Let us refine the results of the first pipeline obtained in Section8.

In [14]:
# uncommenting more parameters will give better exploring power but will
# increase processing time in a combinatorial way
parameters = {
    'tfidf__max_df': (0.3, 0.4, 0.5), # max frequence of word for it to be kept as a feature
    'tfidf__max_features': (20000, 30000, 40000), # max number of features in the model 
}

In [13]:
if __name__ == "__main__":
    # multiprocessing requires the fork to happen in a __main__ protected
    # block

    # find the best parameters for both the feature extraction and the
    # classifier
    grid_search = GridSearchCV(pipeline, parameters, n_jobs=-1, verbose=1)

    print("Performing grid search...")
    print("pipeline:", [name for name, _ in pipeline.steps])
    print("parameters:")
    pprint(parameters)
    t0 = time()
    grid_search.fit(data.data, data.target)
    print("done in %0.3fs" % (time() - t0))
    print()

    print("Best score: %0.3f" % grid_search.best_score_)
    print("Best parameters set:")
    best_parameters = grid_search.best_estimator_.get_params()
    for param_name in sorted(parameters.keys()):
        print("\t%s: %r" % (param_name, best_parameters[param_name]))

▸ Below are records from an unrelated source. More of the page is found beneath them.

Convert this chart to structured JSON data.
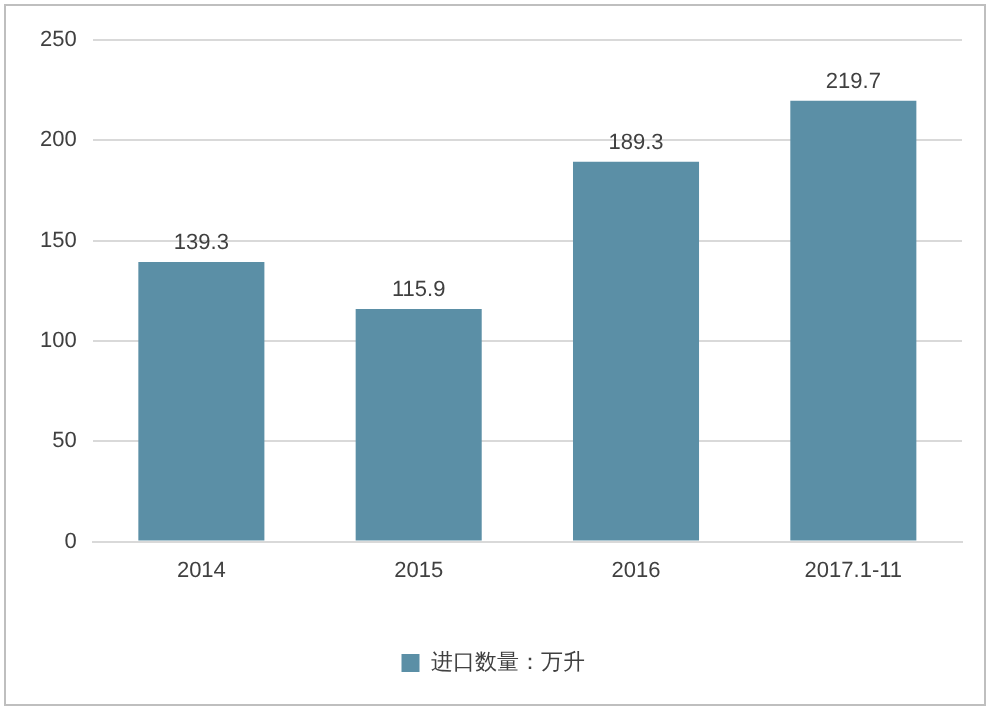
{
  "chart_data": {
    "type": "bar",
    "categories": [
      "2014",
      "2015",
      "2016",
      "2017.1-11"
    ],
    "series": [
      {
        "name": "进口数量：万升",
        "color": "#5b8fa6",
        "values": [
          139.3,
          115.9,
          189.3,
          219.7
        ]
      }
    ],
    "ylim": [
      0,
      250
    ],
    "yticks": [
      0,
      50,
      100,
      150,
      200,
      250
    ],
    "grid": "y",
    "legend": "bottom",
    "data_labels": true
  }
}
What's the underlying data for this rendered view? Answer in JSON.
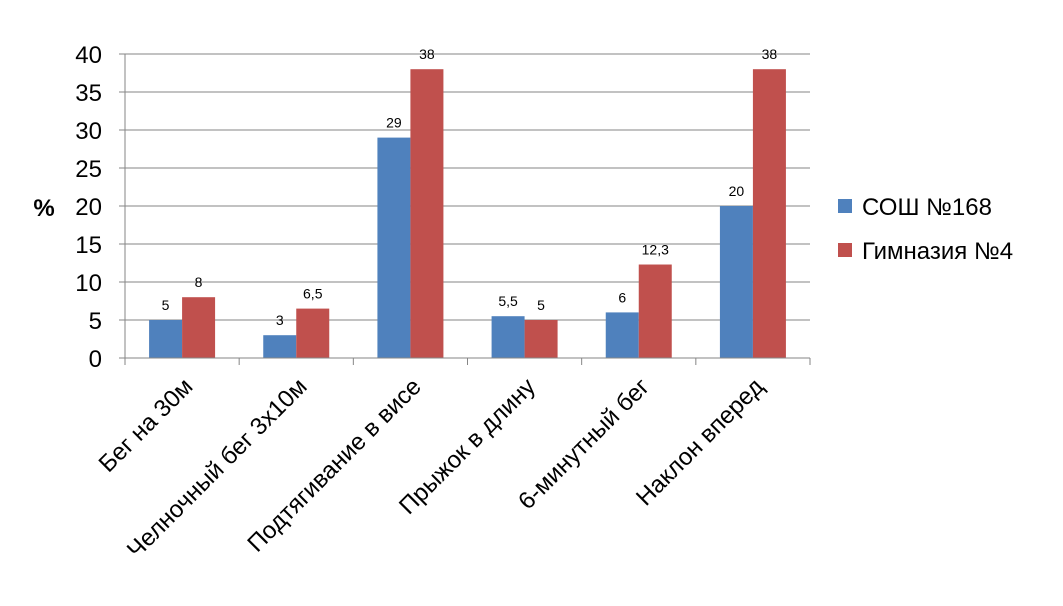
{
  "chart_data": {
    "type": "bar",
    "ylabel": "%",
    "ylim": [
      0,
      40
    ],
    "yticks": [
      0,
      5,
      10,
      15,
      20,
      25,
      30,
      35,
      40
    ],
    "grid": true,
    "legend_position": "right",
    "categories": [
      "Бег на 30м",
      "Челночный бег 3х10м",
      "Подтягивание в висе",
      "Прыжок в длину",
      "6-минутный бег",
      "Наклон вперед"
    ],
    "series": [
      {
        "name": "СОШ №168",
        "color": "#4F81BD",
        "values": [
          5,
          3,
          29,
          5.5,
          6,
          20
        ],
        "labels": [
          "5",
          "3",
          "29",
          "5,5",
          "6",
          "20"
        ]
      },
      {
        "name": "Гимназия №4",
        "color": "#C0504D",
        "values": [
          8,
          6.5,
          38,
          5,
          12.3,
          38
        ],
        "labels": [
          "8",
          "6,5",
          "38",
          "5",
          "12,3",
          "38"
        ]
      }
    ]
  }
}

ValueError: Parameter values for parameter (logreg__C) need to be a sequence(but not a string) or np.ndarray.

Performing grid search...
('pipeline:', ['tfidf', 'logreg'])
parameters:
{'tfidf__max_df': (0.3, 0.4, 0.5),
 'tfidf__max_features': (20000, 30000, 40000)}
Fitting 3 folds for each of 9 candidates, totalling 27 fits
[Parallel(n_jobs=-1)]: Done  27 out of  27 | elapsed:   21.5s finished
done in 23.177s
()
Best score: 0.858
Best parameters set:
	tfidf__max_df: 0.3
	tfidf__max_features: 20000

In [None]:
Performing grid search...
('pipeline:', ['tfidf', 'logreg'])
parameters:
{'tfidf__max_df': (0.3, 0.4, 0.5),
 'tfidf__max_features': (20000, 30000, 40000)}
Fitting 3 folds for each of 9 candidates, totalling 27 fits
[Parallel(n_jobs=-1)]: Done  27 out of  27 | elapsed:   21.5s finished
done in 23.177s
()
Best score: 0.858
Best parameters set:
	tfidf__max_df: 0.3
	tfidf__max_features: 20000

Interestingly these refinement results show that filtering even more commong words by removing any word present in more than 30% of the data brings the best score of the pipeline.